Before significant judgments are made on what is the correct curve moves, there needs to be some historical context. The one-week changes in the 10-2 spread are not at extremes. What is at extremes are the combination of one week changes across the last 4- and 8-weeks. As a measure of extreme, we calculated the 4- and 8-week changes since 1976 and gave each a percentile rank. We used percentile measures given the non-normality of curve changes which have very fat tails. Earlier this year, we have had some of the largest curve steepening by rank for both 4- and 8-week periods. In the last few weeks, that extreme has completely reversed. We now have some of the greatest flattening moves. What is clear is that fixed income sentiment has moved from a reflation extreme to a possible "peak growth" extreme.
However, these switches between extremes are not unusual and the size of the 10-2 spread move to be in an extreme are actually quite small.
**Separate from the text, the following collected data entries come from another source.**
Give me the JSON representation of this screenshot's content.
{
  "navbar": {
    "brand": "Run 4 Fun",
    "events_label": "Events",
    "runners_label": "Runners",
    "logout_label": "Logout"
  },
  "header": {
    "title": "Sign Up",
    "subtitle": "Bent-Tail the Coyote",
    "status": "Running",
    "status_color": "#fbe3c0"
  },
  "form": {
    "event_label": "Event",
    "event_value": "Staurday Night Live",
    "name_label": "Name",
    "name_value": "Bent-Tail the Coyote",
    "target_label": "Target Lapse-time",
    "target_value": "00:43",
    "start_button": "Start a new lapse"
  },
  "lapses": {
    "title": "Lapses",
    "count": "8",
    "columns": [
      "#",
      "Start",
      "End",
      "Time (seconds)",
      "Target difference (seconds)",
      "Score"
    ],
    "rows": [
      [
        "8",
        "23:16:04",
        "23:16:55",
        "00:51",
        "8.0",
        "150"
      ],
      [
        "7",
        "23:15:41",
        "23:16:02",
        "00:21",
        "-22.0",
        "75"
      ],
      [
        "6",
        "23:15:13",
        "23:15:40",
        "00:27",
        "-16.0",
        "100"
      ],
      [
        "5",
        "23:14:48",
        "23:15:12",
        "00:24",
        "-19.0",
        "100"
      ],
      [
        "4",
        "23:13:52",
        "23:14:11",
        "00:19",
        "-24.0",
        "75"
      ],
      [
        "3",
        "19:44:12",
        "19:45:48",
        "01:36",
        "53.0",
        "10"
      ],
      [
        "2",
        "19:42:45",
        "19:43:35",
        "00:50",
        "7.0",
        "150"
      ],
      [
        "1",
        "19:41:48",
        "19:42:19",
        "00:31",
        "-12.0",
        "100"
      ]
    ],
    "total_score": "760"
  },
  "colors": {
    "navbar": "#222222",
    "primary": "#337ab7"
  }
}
For example, the 36-bps flattening over the last two months (July 12, 2021) places it in the 7th percentile while a 50-bps steepener is in the 95th percentile of moves and occurred in early April 2021. It does not take much to reach what would be called big moves in the curve trades.
Nevertheless, investors should remember that yield curve trades can bounce between extremes in the short run (inside two months) but have very long-term trends based on long-term monetary policy.